A: 怖いのは自然なことです。ただ、「学費のこと、一緒に整理させてほしい」と”相談モード”で切り出すと、協力姿勢になりやすくなります。奨学金や修学支援新制度なども一緒に調べると良いです。

Q6:どうしても親が折れない場合、自分の意志だけで突き進むべき?

A: ケースによりますが、学費や生活費を親に頼るなら、対立したまま進むのは現実的ではありません。
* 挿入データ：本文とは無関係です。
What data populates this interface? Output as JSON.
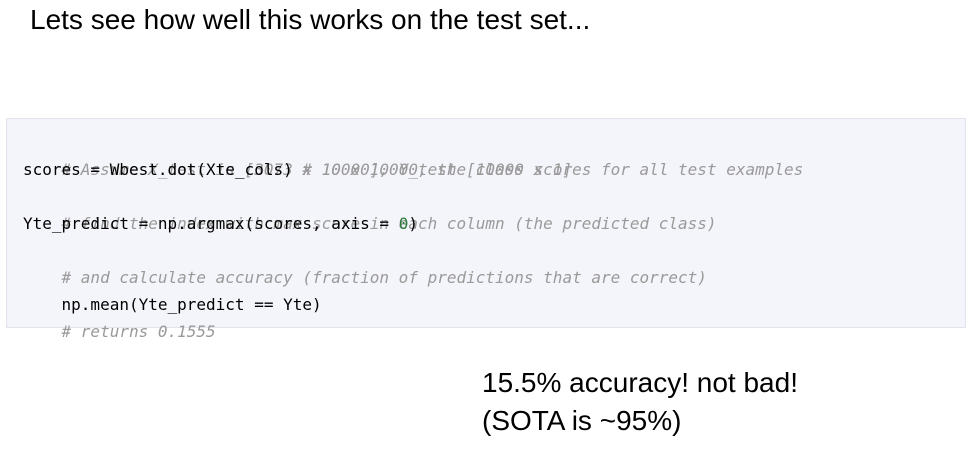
{
  "title": "Lets see how well this works on the test set...",
  "code": {
    "line1_comment": "# Assume X_test is [3073 x 10000], Y_test [10000 x 1]",
    "line2_code": "scores = Wbest.dot(Xte_cols) ",
    "line2_comment": "# 10 x 10000, the class scores for all test examples",
    "line3_comment": "# find the index with max score in each column (the predicted class)",
    "line4_code_a": "Yte_predict = np.argmax(scores, axis = ",
    "line4_num": "0",
    "line4_code_b": ")",
    "line5_comment": "# and calculate accuracy (fraction of predictions that are correct)",
    "line6_code": "np.mean(Yte_predict == Yte)",
    "line7_comment": "# returns 0.1555"
  },
  "conclusion": {
    "line1": "15.5% accuracy! not bad!",
    "line2": "(SOTA is ~95%)"
  }
}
「今は別の道を選びつつ、社会人になってから再チャレンジする」などのルートも含めて検討が必要です。

Q7:岐阜医療科学大学のような医療系大学は、親向けの情報もありますか?

A: 多くの医療系大学では、パンフレットやオープンキャンパスで「保護者説明会」「就職・学費の説明」を用意していることが多く、「親を連れていく」のも有効なアプローチです。


まとめ

親の反対は「あなたを否定したい」からではなく、「お金・将来性・体力・性格」への具体的な不安が、うまく言葉になっていない状態で出ていることが多いです。

納得してもらうためには、「なぜ医療職なのか」「どんな将来像を目指しているのか」「お金と学力に対してどんな準備をするのか」を、自分の言葉と簡単なメモにまとめて、時間をかけて対話を重ねることが大切です。

迷っているなら、一人で抱え込まず、学校の先生・進路指導・オープンキャンパスの教員や在学生など、”親以外の大人”も巻き込みながら、「親と一緒に安全なルートを探す」姿勢で進めるのがおすすめです。